Talk about a setup line: California beach boast world's pickiest females. This would be fiddler crab females. In my experience, human females in California are considerably less picky :) My recent positive experiences watching OLN's coverage of the 2005 Tour de France have reinforced for me how great it will be when we have iTunes for movies. I've always been one to say people consume video differently from audio. You can listen to music anywhere and when you're doing other things, but watching video you do in your family room, in a dedicated way. I'm starting to think that isn't quite right. I've watched quite a bit of the Tour on my computer, while working. (Maybe "listened" rather than "watched" would be the right verb, except that of course when something happens you can back up and watch.) An awful lot like the way I consume baseball; I Tivo the game, and watch it while I'm working or blogging or something.

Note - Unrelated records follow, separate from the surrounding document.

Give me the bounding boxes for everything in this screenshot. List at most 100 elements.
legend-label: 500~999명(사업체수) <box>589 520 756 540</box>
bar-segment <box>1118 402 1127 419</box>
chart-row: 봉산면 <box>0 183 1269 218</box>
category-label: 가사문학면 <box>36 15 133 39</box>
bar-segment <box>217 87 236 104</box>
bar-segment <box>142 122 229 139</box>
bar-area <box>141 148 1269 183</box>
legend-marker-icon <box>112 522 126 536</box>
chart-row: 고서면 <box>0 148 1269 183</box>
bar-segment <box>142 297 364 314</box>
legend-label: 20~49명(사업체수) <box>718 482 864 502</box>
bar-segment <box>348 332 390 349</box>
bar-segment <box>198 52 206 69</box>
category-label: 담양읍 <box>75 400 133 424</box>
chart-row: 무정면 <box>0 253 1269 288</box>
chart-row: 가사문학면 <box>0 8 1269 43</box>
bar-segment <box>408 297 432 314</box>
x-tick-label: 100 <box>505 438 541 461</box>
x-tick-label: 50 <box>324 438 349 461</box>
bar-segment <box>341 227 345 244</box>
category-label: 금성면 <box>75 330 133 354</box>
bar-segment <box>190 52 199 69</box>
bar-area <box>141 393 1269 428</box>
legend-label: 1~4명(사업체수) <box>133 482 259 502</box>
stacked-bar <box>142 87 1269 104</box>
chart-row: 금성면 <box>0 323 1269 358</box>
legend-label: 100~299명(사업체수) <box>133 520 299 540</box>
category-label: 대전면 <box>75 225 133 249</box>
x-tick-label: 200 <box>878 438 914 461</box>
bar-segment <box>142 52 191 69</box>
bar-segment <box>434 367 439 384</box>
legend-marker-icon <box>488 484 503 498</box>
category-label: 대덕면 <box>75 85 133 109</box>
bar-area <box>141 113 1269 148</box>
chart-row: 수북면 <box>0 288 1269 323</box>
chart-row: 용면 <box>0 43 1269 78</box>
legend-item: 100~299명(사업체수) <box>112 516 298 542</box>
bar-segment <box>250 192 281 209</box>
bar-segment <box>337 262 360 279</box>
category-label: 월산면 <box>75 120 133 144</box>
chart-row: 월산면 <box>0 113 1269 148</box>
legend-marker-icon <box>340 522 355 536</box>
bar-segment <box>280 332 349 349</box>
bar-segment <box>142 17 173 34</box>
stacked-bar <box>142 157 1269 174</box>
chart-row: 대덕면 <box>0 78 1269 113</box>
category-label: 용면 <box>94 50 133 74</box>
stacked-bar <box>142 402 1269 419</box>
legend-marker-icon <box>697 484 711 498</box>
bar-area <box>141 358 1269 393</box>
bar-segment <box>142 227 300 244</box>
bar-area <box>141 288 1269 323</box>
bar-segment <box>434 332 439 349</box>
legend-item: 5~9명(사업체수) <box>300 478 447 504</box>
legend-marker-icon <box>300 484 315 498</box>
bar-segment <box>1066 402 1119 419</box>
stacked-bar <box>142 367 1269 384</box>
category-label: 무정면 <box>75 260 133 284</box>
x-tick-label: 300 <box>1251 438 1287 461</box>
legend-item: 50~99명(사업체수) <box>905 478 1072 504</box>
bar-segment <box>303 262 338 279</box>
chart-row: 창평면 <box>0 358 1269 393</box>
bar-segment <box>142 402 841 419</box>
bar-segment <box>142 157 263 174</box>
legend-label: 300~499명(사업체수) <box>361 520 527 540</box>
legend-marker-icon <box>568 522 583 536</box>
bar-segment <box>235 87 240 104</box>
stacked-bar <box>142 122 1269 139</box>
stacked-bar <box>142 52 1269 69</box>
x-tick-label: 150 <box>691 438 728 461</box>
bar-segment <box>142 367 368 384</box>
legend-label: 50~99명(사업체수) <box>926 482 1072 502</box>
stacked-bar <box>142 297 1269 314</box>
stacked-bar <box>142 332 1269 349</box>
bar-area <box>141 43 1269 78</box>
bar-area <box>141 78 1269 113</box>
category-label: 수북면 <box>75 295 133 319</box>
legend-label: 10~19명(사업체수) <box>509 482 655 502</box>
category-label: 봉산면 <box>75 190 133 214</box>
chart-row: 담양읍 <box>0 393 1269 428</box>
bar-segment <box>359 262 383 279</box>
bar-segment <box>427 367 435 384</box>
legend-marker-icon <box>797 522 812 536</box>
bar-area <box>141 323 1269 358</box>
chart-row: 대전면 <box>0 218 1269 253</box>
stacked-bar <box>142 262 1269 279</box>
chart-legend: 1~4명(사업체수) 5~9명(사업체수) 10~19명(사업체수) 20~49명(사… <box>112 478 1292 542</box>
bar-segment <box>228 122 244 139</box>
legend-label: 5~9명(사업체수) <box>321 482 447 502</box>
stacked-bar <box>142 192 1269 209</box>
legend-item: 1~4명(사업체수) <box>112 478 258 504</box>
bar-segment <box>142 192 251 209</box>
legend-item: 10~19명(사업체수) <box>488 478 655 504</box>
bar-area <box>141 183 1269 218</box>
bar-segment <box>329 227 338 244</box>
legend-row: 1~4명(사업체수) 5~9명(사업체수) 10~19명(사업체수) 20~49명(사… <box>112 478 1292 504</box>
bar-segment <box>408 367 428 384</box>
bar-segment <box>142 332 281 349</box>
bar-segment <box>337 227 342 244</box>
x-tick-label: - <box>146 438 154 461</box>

This is pretty cool and entirely expected: Hearing Aids for the Unimpaired. "Technology may soon give us superhuman hearing, recorders that prompt names at cocktail parties, and even ear devices that look fashionable." Of course the trend is going to continue, the same technology which corrects deficiencies in our senses can also enhance them beyond normal. Soon we'll have glasses with a heads' up display inside them, fed via bluetooth from your personal computer (which is also your mobile phone). We'll have hearing aids which let you hear across the room, translate from foreign languages, recognize people, etc., again connected to your personal computer. Does anyone really doubt this will happen? In the next ten years, even? Of course it will! What a great time to be alive.
Denny Wilson, aka Grouchy Old Cripple, uncorks a rant. (And when he rants, he rants.) With which I completely agree, by the way. [ via acidman, who agrees, too... ] Seems Clive Thompson agrees with me about the uselessness of the space shuttle: Houston, we have a problem. Indeed. The other day I noted Andrew Grumet's comparison of the iPod Mini to the Zen Micro. FastCompany has an interesting article about the companies trying to compete with the iPod. "The iPod -- with its sublime design, intuitive usability, and unparalleled cool quotient -- set a new standard by which all other MP3 players would be judged. Six rivals talk about designing their answer to an icon." A classic example of a failed strategy comes from the Sony product manager; her first line is "At Sony, we believe what customers really want is choice." WRONG. No customer wants choice, they just want the perfect product. Choice is what you do when you can't design one product which is perfect for everyone.